欧州委員会は7月20日、中国のアリババ集団が運営するECサイト「アリエクスプレス」がEUのデジタルサービス法に違反したとして、5億5千万ユーロ(約1億円)の制裁金を科すと発表した。あわせて、期限内に改善計画を提出するよう命じた。

欧州委員会によると、アリエクスプレスはプラットフォーム上の管理体制が不十分で、違法商品や安全基準を満たさない製品、模倣品を継続的に販売していた。

違反商品は通報を受けた後も数週間にわたり掲載され続けるケースがあり、処分を受けた出品者の一部も営業を継続していた。

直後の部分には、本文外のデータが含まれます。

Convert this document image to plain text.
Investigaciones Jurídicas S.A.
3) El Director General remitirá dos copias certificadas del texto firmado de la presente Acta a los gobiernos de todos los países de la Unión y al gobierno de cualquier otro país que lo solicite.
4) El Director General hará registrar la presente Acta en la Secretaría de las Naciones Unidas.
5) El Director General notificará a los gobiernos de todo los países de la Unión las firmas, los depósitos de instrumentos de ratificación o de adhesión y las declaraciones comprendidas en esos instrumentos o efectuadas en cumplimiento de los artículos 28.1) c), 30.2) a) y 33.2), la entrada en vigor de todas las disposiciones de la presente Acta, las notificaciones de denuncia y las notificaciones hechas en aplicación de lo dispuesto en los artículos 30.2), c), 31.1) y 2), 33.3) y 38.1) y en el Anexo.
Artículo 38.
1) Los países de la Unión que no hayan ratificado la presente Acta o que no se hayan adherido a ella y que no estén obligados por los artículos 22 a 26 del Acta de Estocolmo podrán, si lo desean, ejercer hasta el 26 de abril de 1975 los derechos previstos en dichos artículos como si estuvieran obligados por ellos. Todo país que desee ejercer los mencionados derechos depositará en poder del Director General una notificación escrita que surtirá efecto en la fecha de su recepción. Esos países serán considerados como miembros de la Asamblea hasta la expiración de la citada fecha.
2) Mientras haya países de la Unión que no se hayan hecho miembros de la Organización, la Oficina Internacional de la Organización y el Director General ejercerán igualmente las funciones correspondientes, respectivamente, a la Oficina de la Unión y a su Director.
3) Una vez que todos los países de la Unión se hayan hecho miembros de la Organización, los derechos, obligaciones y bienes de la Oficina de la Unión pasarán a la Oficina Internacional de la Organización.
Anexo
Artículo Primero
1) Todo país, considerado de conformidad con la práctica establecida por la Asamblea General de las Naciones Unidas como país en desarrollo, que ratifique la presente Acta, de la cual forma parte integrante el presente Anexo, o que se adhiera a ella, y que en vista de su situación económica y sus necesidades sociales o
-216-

また、商品の審査体制に必要な人員が不足していたため、不適格な商品が流通する状況を招いたと指摘した。一部の出品者は審査システムを回避して大量の模倣品を出品し、一定期間販売した後にようやく削除する事例も確認した。

さらに、EUは、同プラットフォームの推薦システムや広告システムが違法商品を消費者に継続的に表示・推奨していたにもかかわらず、適切なリスク管理を行っていなかったと指摘した。

欧州委員会は、違反の性質や影響範囲、継続期間などを総合的に勘案した結果、5億5千万ユーロの制裁金を科すことを決定したと説明した。アリエクスプレスは10月20日までに改善計画を提出する必要があり、その後は欧州デジタルサービス委員会と欧州委員会による追加審査を経て、今後の対応を決定する。

今回の制裁金は、EUが昨年、イーロン・マスク氏が率いるXに科した1億2千万ユーロや、Temuに科した2億ユーロを大きく上回る。いずれもデジタルサービス法違反を理由とした措置である。

アリエクスプレスは昨年6月、プラットフォーム上の違法コンテンツやポルノコンテンツへの対策強化に同意したことで、世界年間売上高の最大6%に相当する制裁金を回避していた。